After this week, we have four weeks left in our exploration of this teaching which is such a beautiful unfolding of he way of Jesus. Recently, what has stirred in me are some reflections upon this Way as a whole rather than the specifics. Over the course of the series we have used several different photographs of paths I’ve seen for our congregational bulletin covers and I want to revisit those images over the next few weeks beginning with this one.
It is probably the most “ordinary” of all of them. It is just one of the paved paths on the golf course near our house. I could literally walk there in five minutes as I write this. I just happened to be in the right place on an ordinary weekday morning as the rising sun illuminated the path wet from an overnight rain.

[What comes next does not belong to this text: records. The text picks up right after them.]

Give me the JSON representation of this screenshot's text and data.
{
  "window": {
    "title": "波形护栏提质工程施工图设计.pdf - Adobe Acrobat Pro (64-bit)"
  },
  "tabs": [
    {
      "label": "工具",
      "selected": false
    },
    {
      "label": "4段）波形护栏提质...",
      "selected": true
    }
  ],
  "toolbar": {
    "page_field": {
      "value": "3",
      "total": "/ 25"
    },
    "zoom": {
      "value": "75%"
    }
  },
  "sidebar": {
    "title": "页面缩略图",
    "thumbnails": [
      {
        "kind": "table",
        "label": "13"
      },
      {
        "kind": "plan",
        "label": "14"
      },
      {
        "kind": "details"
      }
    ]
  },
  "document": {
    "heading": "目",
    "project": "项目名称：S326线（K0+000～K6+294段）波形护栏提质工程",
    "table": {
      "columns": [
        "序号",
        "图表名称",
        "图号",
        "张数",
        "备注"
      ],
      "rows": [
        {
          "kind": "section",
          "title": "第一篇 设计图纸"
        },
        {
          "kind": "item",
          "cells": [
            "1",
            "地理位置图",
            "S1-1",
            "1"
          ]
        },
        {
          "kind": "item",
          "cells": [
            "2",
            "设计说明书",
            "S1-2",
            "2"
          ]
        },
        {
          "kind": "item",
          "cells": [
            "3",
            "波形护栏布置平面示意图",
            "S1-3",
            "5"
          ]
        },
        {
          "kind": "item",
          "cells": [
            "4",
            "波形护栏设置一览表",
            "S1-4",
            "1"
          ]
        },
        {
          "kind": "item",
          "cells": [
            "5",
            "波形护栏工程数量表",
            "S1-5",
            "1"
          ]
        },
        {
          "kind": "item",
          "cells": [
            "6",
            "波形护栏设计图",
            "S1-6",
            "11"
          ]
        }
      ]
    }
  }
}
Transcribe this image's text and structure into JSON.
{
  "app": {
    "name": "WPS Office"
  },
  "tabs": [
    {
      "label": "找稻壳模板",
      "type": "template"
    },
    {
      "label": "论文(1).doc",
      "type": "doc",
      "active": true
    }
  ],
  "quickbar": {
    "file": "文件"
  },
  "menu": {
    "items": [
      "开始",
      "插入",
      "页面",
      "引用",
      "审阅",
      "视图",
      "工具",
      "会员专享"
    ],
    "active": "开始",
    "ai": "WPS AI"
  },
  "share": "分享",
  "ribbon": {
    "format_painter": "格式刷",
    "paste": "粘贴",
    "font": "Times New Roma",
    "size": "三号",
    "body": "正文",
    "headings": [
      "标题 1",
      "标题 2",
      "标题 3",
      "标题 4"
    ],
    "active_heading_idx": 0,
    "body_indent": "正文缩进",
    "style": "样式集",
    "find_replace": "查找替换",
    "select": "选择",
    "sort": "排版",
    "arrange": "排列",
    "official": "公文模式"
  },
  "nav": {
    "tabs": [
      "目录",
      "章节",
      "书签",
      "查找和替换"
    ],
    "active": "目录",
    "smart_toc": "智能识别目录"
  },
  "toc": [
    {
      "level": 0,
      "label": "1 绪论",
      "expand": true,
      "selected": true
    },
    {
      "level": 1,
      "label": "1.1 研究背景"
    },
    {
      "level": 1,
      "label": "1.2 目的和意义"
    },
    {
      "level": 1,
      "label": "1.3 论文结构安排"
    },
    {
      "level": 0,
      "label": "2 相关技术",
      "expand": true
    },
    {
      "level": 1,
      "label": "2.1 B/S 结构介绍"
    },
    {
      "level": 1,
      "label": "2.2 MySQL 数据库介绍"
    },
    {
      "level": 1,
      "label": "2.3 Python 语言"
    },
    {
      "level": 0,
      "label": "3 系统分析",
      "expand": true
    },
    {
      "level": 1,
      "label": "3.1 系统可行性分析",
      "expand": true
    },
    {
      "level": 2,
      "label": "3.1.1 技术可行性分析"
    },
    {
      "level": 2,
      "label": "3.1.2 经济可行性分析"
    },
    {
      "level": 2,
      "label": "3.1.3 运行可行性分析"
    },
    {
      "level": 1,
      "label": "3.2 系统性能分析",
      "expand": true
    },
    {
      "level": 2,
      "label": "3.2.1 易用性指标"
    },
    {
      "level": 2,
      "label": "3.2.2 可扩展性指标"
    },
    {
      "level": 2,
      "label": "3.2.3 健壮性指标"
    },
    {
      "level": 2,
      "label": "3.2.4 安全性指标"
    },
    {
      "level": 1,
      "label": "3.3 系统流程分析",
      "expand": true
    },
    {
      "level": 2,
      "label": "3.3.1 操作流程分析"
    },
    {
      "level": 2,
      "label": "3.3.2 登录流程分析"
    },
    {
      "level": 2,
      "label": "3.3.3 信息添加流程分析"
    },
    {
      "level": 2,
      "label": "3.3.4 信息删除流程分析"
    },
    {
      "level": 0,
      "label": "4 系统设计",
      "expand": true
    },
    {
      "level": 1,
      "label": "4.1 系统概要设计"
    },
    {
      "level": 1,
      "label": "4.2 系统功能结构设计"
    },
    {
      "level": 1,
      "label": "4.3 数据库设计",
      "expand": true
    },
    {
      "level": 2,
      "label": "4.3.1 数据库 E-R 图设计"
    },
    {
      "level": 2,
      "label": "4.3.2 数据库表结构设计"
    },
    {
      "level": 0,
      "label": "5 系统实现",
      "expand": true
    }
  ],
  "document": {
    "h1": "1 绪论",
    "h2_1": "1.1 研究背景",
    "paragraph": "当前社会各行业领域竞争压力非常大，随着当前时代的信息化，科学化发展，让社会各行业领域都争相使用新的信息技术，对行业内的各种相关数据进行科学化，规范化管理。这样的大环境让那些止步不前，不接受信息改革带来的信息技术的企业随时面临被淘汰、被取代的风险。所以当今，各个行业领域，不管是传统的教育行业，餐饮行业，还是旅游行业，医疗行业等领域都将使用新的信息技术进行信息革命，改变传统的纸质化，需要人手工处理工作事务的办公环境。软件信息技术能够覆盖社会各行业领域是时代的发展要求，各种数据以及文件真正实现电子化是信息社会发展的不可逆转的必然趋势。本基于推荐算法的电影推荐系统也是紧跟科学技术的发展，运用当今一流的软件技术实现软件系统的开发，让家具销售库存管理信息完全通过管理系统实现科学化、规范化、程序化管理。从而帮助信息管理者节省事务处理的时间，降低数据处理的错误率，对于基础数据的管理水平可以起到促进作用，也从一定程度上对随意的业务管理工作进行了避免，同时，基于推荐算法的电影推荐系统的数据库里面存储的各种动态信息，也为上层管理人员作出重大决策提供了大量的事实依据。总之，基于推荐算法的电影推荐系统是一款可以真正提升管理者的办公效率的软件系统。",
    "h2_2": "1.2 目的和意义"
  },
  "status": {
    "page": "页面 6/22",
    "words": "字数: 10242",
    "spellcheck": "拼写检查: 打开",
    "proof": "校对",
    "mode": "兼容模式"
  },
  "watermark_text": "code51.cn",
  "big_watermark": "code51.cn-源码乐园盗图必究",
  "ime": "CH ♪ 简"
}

What speaks to me from this photo with the Sermon on the Mount is that these teachings of Jesus are not teachings for exceptional circumstances or out-of-the-ordinary times. They are teachings for everyday life right where we are. These teachings paint a picture of what the community Jesus envisioned would look like where mourners, meek, poor, hungering and thirsting (for righteousness and for literal food and water), peacemakers, and so forth were all welcome. In other words, you don’t have to feel that everything is perfect to be a part of this - come as you are. There are teachings about dealing with conflict, relationships, honesty, peace and violence, and loving those who are considered enemies. There is simple guidance of how to pray and practice other spiritual disciplines, guides to how to center yourself on that which will last, and so much more.
This teaching is every day stuff to be lived out in everyday life by everyday, normal people in community and in relationship with one another. And much of these teachings can be lived regardless of whether one holds to all the tenets of Christian theology. These are some of the most practical teachings on how to live life that have ever been spoken. Harvard Divinity School professor Harvey Cox called this teaching “the most luminous, most quoted, most analyzed, most contested, and most influential moral and religious discourse in all of human history.”1
So, just as this path in the photograph is a pretty every day place, so this teaching is for the every day of our lives. So even if you don’t hold to the way of Jesus in your life, take some time to listen to or read this teaching and see where it speaks into your everyday life.
Referenced in Following the Call: Living the Sermon on the Mount Together. Edited by Charles Moore, page x, Kindle version.